In Shiselweni hatten wir Ende 2013 83 Prozent der Menschen, die eine antiretroviral Therapie (ART) benötigen, auf Behandlung. Dies sind rund 18'000 Menschen, was gemäss Definition der Weltgesundheitsorganisation (WHO) einer „universellen Deckung“ entspricht. Auch die Zahl der TB-Fälle war rückläufig. Shiselweni war eine der am stärksten von der Doppelinfektion HIV/TB betroffenen Regionen. Die Zunahme der HIV-Behandlungen führte jedes Jahr zu einem erheblichen Rückgang bei neuen Fällen von TB. Als ich 2011 nach Swasiland kam, hatten wir es noch mit etwa 2'000 neuen TB-Infektionen jährlich zu tun. Nun sind wir in Shiselweni noch bei 700 neuen Fällen pro Jahr. Das ist eine enorme Verbesserung.
Ein weiterer Erfolg besteht darin, dass die Patienten ihre Therapie durchziehen. Rund 88 Prozent der Patienten sind nach sechs Monaten immer noch in Behandlung, nach 12 Monaten sind es 82 Prozent. Die Zahl der Menschen in Behandlung wächst jeden Tag weiter. Es gab im Verlauf der fünf Jahre auch einen Rückgang bei anderen opportunistischen Infektionen.

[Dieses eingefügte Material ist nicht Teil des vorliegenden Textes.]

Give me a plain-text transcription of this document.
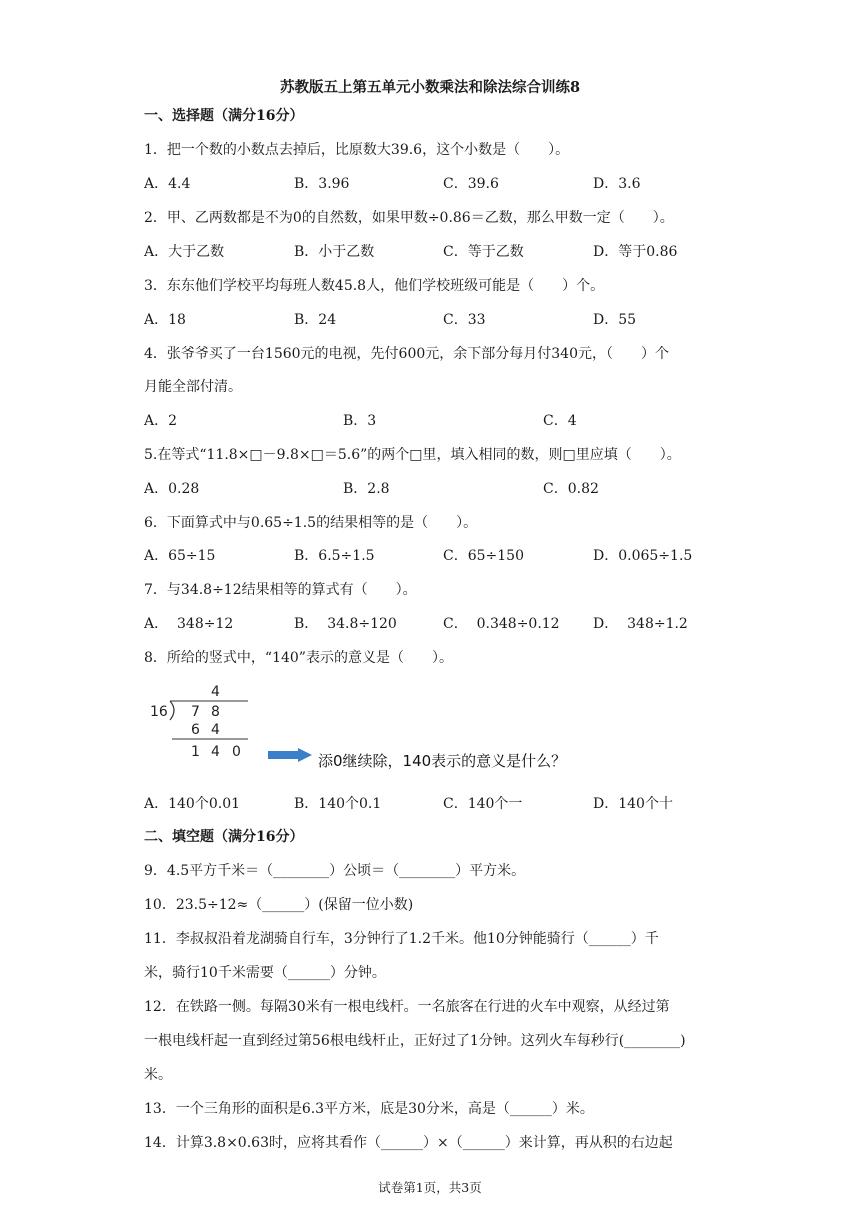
苏教版五上第五单元小数乘法和除法综合训练8
一、选择题（满分16分）
1．把一个数的小数点去掉后，比原数大39.6，这个小数是（　　）。
A．4.4	B．3.96	C．39.6	D．3.6
2．甲、乙两数都是不为0的自然数，如果甲数÷0.86＝乙数，那么甲数一定（　　）。
A．大于乙数	B．小于乙数	C．等于乙数	D．等于0.86
3．东东他们学校平均每班人数45.8人，他们学校班级可能是（　　）个。
A．18	B．24	C．33	D．55
4．张爷爷买了一台1560元的电视，先付600元，余下部分每月付340元，（　　）个
月能全部付清。
A．2	B．3	C．4
5.在等式“11.8×□－9.8×□＝5.6”的两个□里，填入相同的数，则□里应填（　　）。
A．0.28	B．2.8	C．0.82
6．下面算式中与0.65÷1.5的结果相等的是（　　）。
A．65÷15	B．6.5÷1.5	C．65÷150	D．0.065÷1.5
7．与34.8÷12结果相等的算式有（　　）。
A．  348÷12	B．  34.8÷120	C．  0.348÷0.12 D．  348÷1.2
8．所给的竖式中，“140”表示的意义是（　　）。
4
16 7 8
6 4
1 4 0	添0继续除，140表示的意义是什么？
A．140个0.01	B．140个0.1	C．140个一	D．140个十
二、填空题（满分16分）
9．4.5平方千米＝（________）公顷＝（________）平方米。
10．23.5÷12≈（______）(保留一位小数)
11．李叔叔沿着龙湖骑自行车，3分钟行了1.2千米。他10分钟能骑行（______）千
米，骑行10千米需要（______）分钟。
12．在铁路一侧。每隔30米有一根电线杆。一名旅客在行进的火车中观察，从经过第
一根电线杆起一直到经过第56根电线杆止，正好过了1分钟。这列火车每秒行(________)
米。
13．一个三角形的面积是6.3平方米，底是30分米，高是（______）米。
14．计算3.8×0.63时，应将其看作（______）×（______）来计算，再从积的右边起
试卷第1页，共3页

Ist Swasiland über dem Berg? Hat das Land die Epidemie besiegt?

Nein, auf keinen Fall. HIV/Aids ist noch nicht vorbei. Wir haben erfolgreich die Auswirkungen der Epidemie reduziert, aber es liegt immer noch ein weiter Weg vor uns, damit es zu weniger neuen Infektionen kommt. 2008 gab es in Swasiland 2.7 Prozent Neuansteckungen. Dies hat sich auf 2.1 Prozent verringert. Das ist immer noch hoch und es kommt nach wie vor jedes Jahr zu vielen neuen Infektionen. Das ist das nächste, was es unter Kontrolle zu bringen gilt.

Was bleibt noch zu tun?

Das erste Ziel war es, den Zugang zu antiretroviralen Medikamenten auszubauen und zu verbessern. Das ist uns in den ersten fünf Jahren des Projekts gelungen. Nun müssen wir sicherstellen, dass wir uns in Richtung Eindämmung der Epidemie bewegen, indem wir neue Therapien und Präventionsansätze nutzen. Hier liegt noch ein weiter Weg vor uns. 2012 führten wir den Ansatz „Behandlung als Prävention“ ein und begannen mit einem Programm zur Verhinderung der Virusübertragung von der Mutter auf das Kind (Option B+). Dabei werden schwangere Frauen systematisch getestet, damit sie im Fall einer HIV-Infektion so schnell wie möglich antiretrovirale Medikamente erhalten. Nun freuen wir uns, diese Medikamente in der jetzigen Projektphase auch Kindern und Erwachsenen frühzeitig zugänglich zu machen. Diese „Behandlung als Prävention“-Strategien haben das Potenzial, die erzielten Erfolge zu beschleunigen und könnten bei der Entwicklung der HIV- und TB-Epidemien, die in Swasiland Zehntausende von Menschenleben gekostet haben, zu einer Umkehr führen.
Wir haben zudem aufgezeigt, dass die psycho-soziale Unterstützung der Patienten in anderen Landesteilen ebenso umgesetzt werden kann. Das Gesundheitsministerium erachtet die in Shiselweni durchgeführte Arbeit als gutes Beispiel für qualitative Versorgung und sieht vor, gewisse Elemente des Projekts auch anderswo umzusetzen.
MSF ist seit 2007 in Swasiland tätig. In Zusammenarbeit mit dem Gesundheitsministerium betreibt die Organisation Projekte für HIV- und TB-Patienten in Shiselweni und Manzini.